While Mount Sinai’s forward-thinking advocacy can keep the medical community on top of newly emerging diseases, it also shows the dangers of aggressive advocacy. Despite Landrigan’s efforts to be precise about the limitations of the myeloma report, those reservations were not always incorporated into the message the public received. The Daily News again was out front, and in an editorial days after the myeloma report was released, the newspaper proclaimed in its headline that Mount Sinai had found the first proof of the higher cancer rates that many had dreaded (and that Herbert had years earlier p
ublicly speculated could be “a third wave” of ground zero diseases). The headline was “New Horror for Heroes,” confirming what thousands of workers had suspected about cancer all along. While the case studies are likely to achieve Mount Sinai’s stated goal of warning clinicians about a possible threat, their immediate impact was to create greater stress and more anxiety for the thousands of responders and their families, who feared the worst.
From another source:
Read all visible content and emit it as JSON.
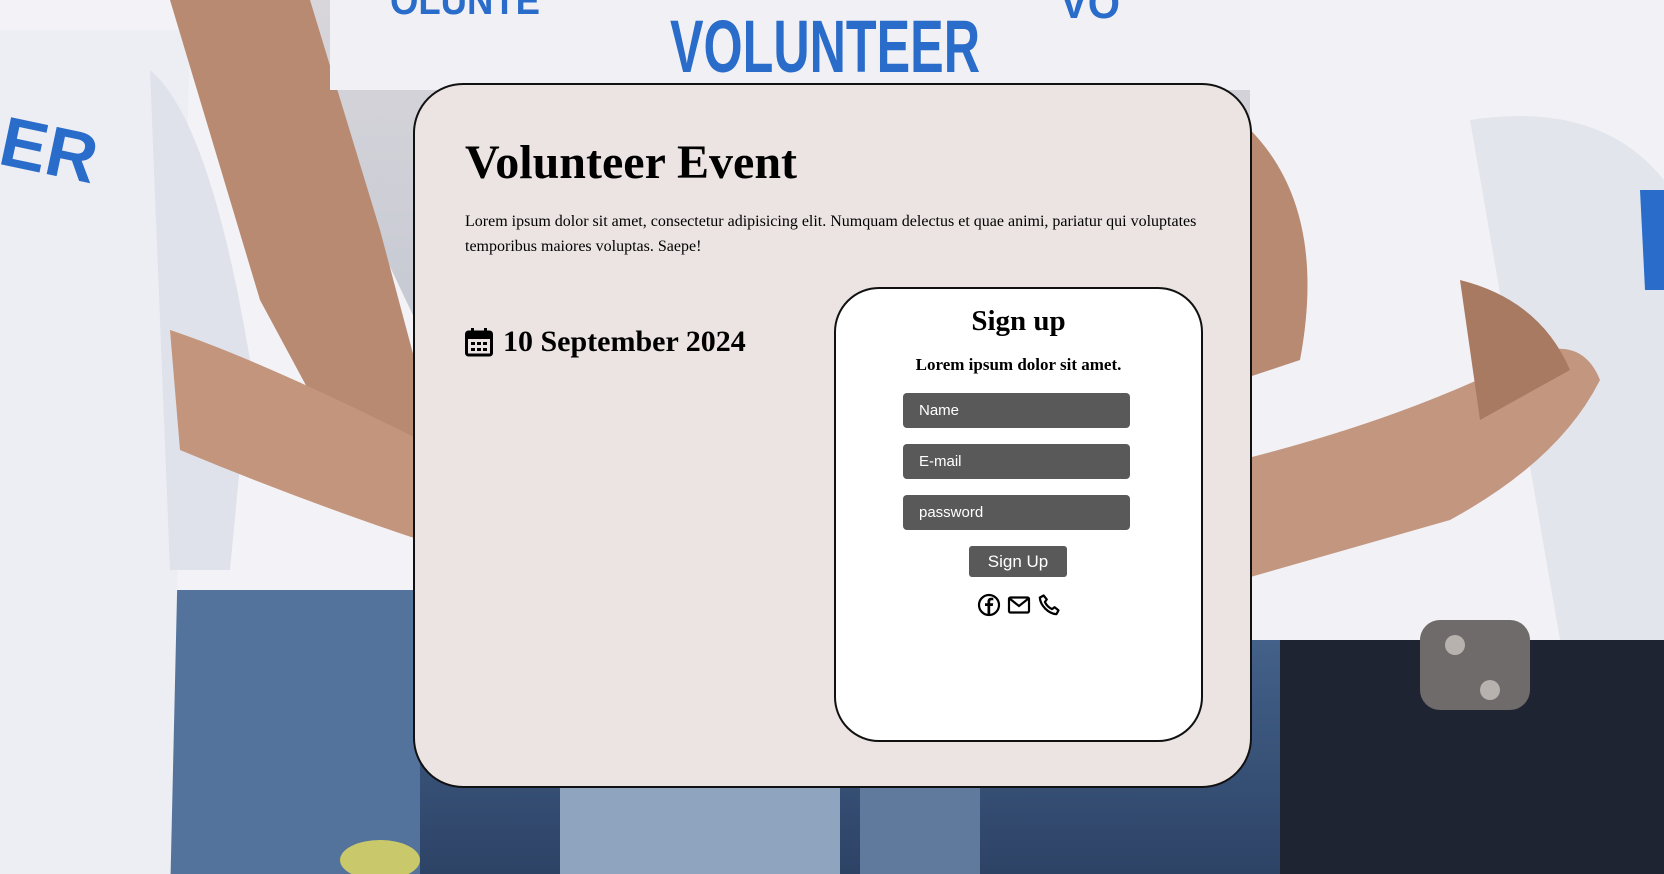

Despite such controversies, Mount Sinai’s most basic findings and conclusions were being corroborated by Prezant and the city’s Department of Health and Mental Hygiene, which analyzed the medical information collected by the World Trade Center Health Registry. Their individual studies focused on different groups, but their results, like Mount Sinai’s, held that the most harmful exposures had occurred during the first few days after the towers crumpled into themselves.
The world trade center screening program continued to face challenges. New participants kept signing up, making it difficult to define the size of the study population. Mount Sinai and the other hospitals in the consortium still had to fight for permanent funding to last the decades-long lifespan of the monitoring program. Despite those obstacles and the obvious weaknesses, the clinical data Landrigan’s crew collected remains an invaluable source for understanding the aftermath of the dust.
Science itself was challenged after 9/11, so deep were suspicions planted in the first fearful days of the response. As details grew ever more complicated, even the most basic facts were undermined by doubt, the most noble intentions weakened by skepticism, the most tragic of times undercut by confounding evidence.